Gesamtcharakter des Gemeindeblatts entscheidend
Einzelne die Grenzen zulässiger staatlicher Öffentlichkeitsarbeit überschreitende Artikel allein begründen keine Verletzung des Gebots der Staatsferne der Presse. Notwendig ist vielmehr eine wertende Betrachtung der Publikation insgesamt. Im Rahmen einer Einzelfallprüfung ist entscheidend, ob der Gesamtcharakter der kommunalen Publikation geeignet ist, die Institutsgarantie des Art. 5 I 2 GG zu gefährden. Anhaltspunkte für eine Gefährdung bestehen z.B., wenn die Gemeinde als Teil des Staates auf den lokalen Kommunikationsprozess bestimmend Einfluss nimmt. Keinesfalls darf die kommunale Publikation den Lesern eine Fülle von Informationen bieten, die den Erwerb einer Zeitung entbehrlich macht.
Je deutlicher eine kommunale Publikation Themen besetzt, deretwegen Zeitungen gekauft werden, desto wahrscheinlicher ist der Leserverlust bei der privaten Presse und eine damit einhergehende, dem Institut der Freien Presse zuwiderlaufende Meinungsbildung durch den Staat von oben nach unten. Zu den typischen, auch grundrechtlich zugeordneten Funktionen privater Presse gehört im Übrigen auch die Verbreitung von Inseraten, weshalb sie bei staatlichen Publikationen nur eine untergeordnete Rolle spielen darf.
Geschwächte Lokalzeitung darf nicht ersetzt werden
Nicht selten steht einem umfangreichen Gemeindeblatt eine geschwächte Lokalzeitung gegenüber, die an Bedeutung verloren hat und kaum in der Lage ist, ihre durch Art. 5 I 2 GG geschützte Aufgabe wahrzunehmen. Dieser Zustand, der zunächst dazu einlädt, diese Lücke durch gemeindliche Arbeit zu schließen, hat den gegenteiligen Effekt.
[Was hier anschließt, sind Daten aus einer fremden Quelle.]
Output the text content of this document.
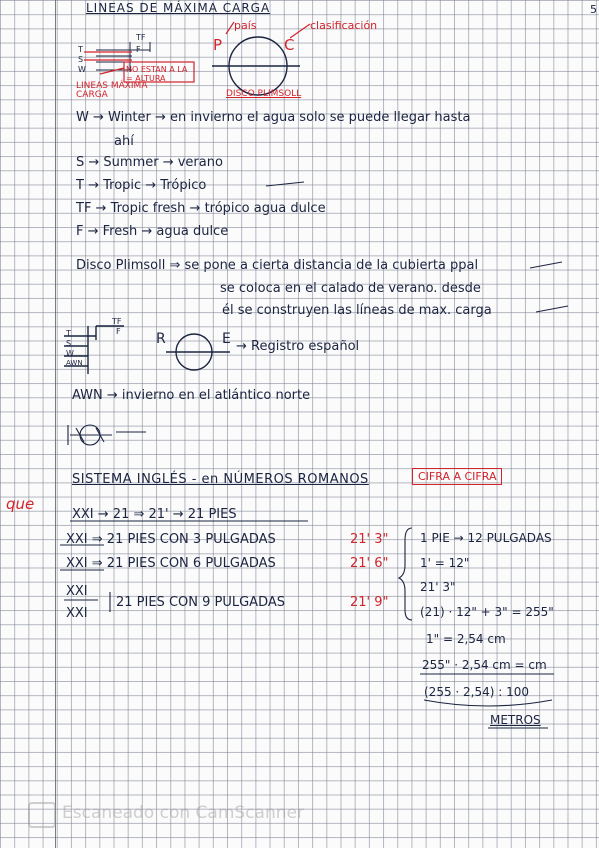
5
LINEAS DE MÁXIMA CARGA
TF
T	F
S
W	NO ESTAN A LA = ALTURA
LINEAS MÁXIMA CARGA
país	clasificación
P	C
DISCO PLIMSOLL
W → Winter → en invierno el agua solo se puede llegar hasta
ahí
S → Summer → verano
T → Tropic → Trópico
TF → Tropic fresh → trópico agua dulce
F → Fresh → agua dulce
Disco Plimsoll ⇒ se pone a cierta distancia de la cubierta ppal
se coloca en el calado de verano. desde
él se construyen las líneas de max. carga
TF
F
T
S
W
AWN
R	E → Registro español
AWN → invierno en el atlántico norte
SISTEMA INGLÉS - en NÚMEROS ROMANOS	CIFRA A CIFRA
que
XXI → 21 ⇒ 21' → 21 PIES
XXI ⇒ 21 PIES CON 3 PULGADAS
XXI ⇒ 21 PIES CON 6 PULGADAS
XXI
XXI
21 PIES CON 9 PULGADAS
21' 3"
21' 6"
21' 9"
1 PIE → 12 PULGADAS
1' = 12"
21' 3"
(21) · 12" + 3" = 255"
1" = 2,54 cm
255" · 2,54 cm = cm
(255 · 2,54) : 100
METROS
Escaneado con CamScanner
Er führt dazu, dass die Grenze zur Gefährdung der Institutsgarantie noch schneller überschritten wird.
Indem von ihr vernachlässigte Themenfelder besetzt und gleichzeitig Inserate abgeworben werden, wird es ihr endgültig unmöglich, die ihr zugeordnete Pressearbeit zu machen. Zugleich wird das Gemeindeblatt noch schneller bei den angesprochenen Verkehrskreisen als funktionales Äquivalent zu einer privaten Zeitung wahrgenommen.
Fazit
Das letzte Wort in dieser einzelfallbezogenen Rechtsprechung ist ersichtlich noch nicht gesprochen. Dennoch zeigt sich, dass es sich für Kommunen lohnen kann, genauer hinzusehen, ob sie sich noch in ihrem Aufgabenbereich bewegen oder bereits die Presse unzulässig verdrängen. Genauso kann es sich für lokale Presse lohnen, auf ihrer wichtigen Rolle zu beharren und gegen Verdrängungswettbewerb von staatlicher Seite vorzugehen.